«L’Enéide» est-elle chiante ? Auteur d’une nouvelle traduction du poème épique de Virgile, Paul Veyne tente dans sa préface de nous convaincre que ce long poème latin est encore digne d’intérêt au XXIe siècle. Après tout, les super-héros continuent de passionner une partie du public, et «L’Enéide», justement, en est pleine...
Des divers arguments avancés, la comparaison de «L’Enéide» avec les films d’action n’est pas le plus persuasif - ce genre passe à juste titre pour un des plus rébarbatifs ; les films d'action ne font qu'assouvir le besoin de mouvement des employés de bureau ou des plantons astreints à la passivité pour gagner leur vie.
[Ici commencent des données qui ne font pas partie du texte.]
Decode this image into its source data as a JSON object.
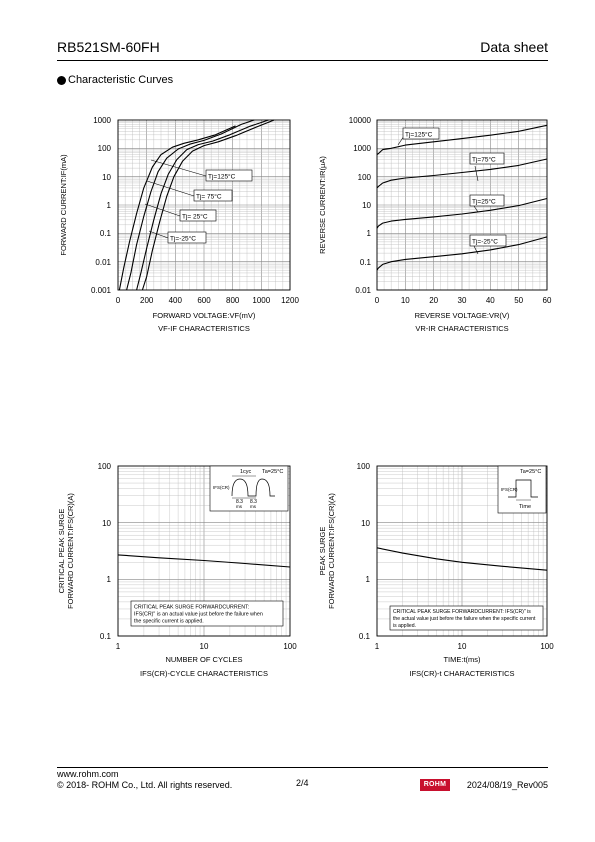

L'argumentaire esthétique est, de surcroît, plutôt confus :
«Si le lecteur aime la musique classique ou la peinture italienne, il aimera l’Enéide.», écrit-il, tout en rapprochant Virgile du «moderne Baudelaire».
Classique et moderne, en somme Virgile a de quoi satisfaire un maximum de clients.
P. Veyne ne cache pas que le long poème religieux et patriotique de Virgile résulte de l’effort du poète latin pour éclipser Homère ou lui succéder. Au lieu d'un plaidoyer "pro domo" ou d'un article publicitaire en guise de préface, le lecteur aurait aimé que Paul Veyne, "spécialiste de la culture antique gréco-romaine", lui dise si la copie de Virgile vaut mieux que l'original d'Homère - car la vie du lecteur est courte et la culture un vrai labyrinthe où l'on peut perdre beaucoup de temps.
A cette réclame pour Virgile, P. Veyne ajoute un questionnement assez vain : - Les Romains étaient-ils, oui ou non, athées ? Prenaient-ils les mythes, toute cette poésie religieuse, au sérieux ? Ici le questionnement universitaire est cousu de fil blanc : P. Veyne ne fait rien d'autre que tenter de jeter un pont entre l'Antiquité romaine et la bourgeoisie rationaliste à laquelle il appartient, qui croit que deux et deux sont quatre, et rien d'autre. Cette démarche n'est pas plus sérieuse que celle de Mussolini.
Si Platon était athée, se serait-il autant employé à dénigrer Homère et sa mythologie, selon lui impie ?
Quelques extraits du bruit et de l'humeur des anciens super-héros, traduits par P. Veyne :
«Quel dieu pourrait, à ce point, me faire connaître tant d’atrocités ? Lequel pourrait dire en vers les carnages dans les deux camps opposés, la mise à mort des capitaines à laquelle procèdent, tour à tour, dans toute l’étendue de la plaine, tantôt Turnus et tantôt le héros troyen ? Ce fut donc ton bon plaisir, Jupiter, qu’un si large mouvement jette l’un contre l’autre des peuples destinés à vivre un jour une paix éternelle ?
Enée cueille d’un coup dans le flanc le Rutule Sucro ; ce premier combat a stoppé l’offensive troyenne, mais Sucro ne retarde pas longtemps Enée qui, de sa cruelle épée, lui transperce les côtés et la cage de la poitrine, par où le destin est le plus rapide. Turnus, lui, a mis pied à terre et aborde Amycus, jeté bas par son cheval, et son frère Diorès, qu’il frappe de sa longue lance pendant qu’il venait sur lui ; il frappe l’autre de son épée, accroche à son char les deux têtes coupées et les emporte, ruisselantes de sang. Enée envoie à la mort talos, Tanaïs et le vaillant Céthégus, tous trois dans une même rencontre, et avec eux Onitès au visage peu avenant, fils d’Echion et qui avait pour mère Péridia.»
Enéide, Chant XII.
L’Enéide, de Virgile (trad. et préface de Paul Veyne), Albin Michel, les Belles Lettres, 2012.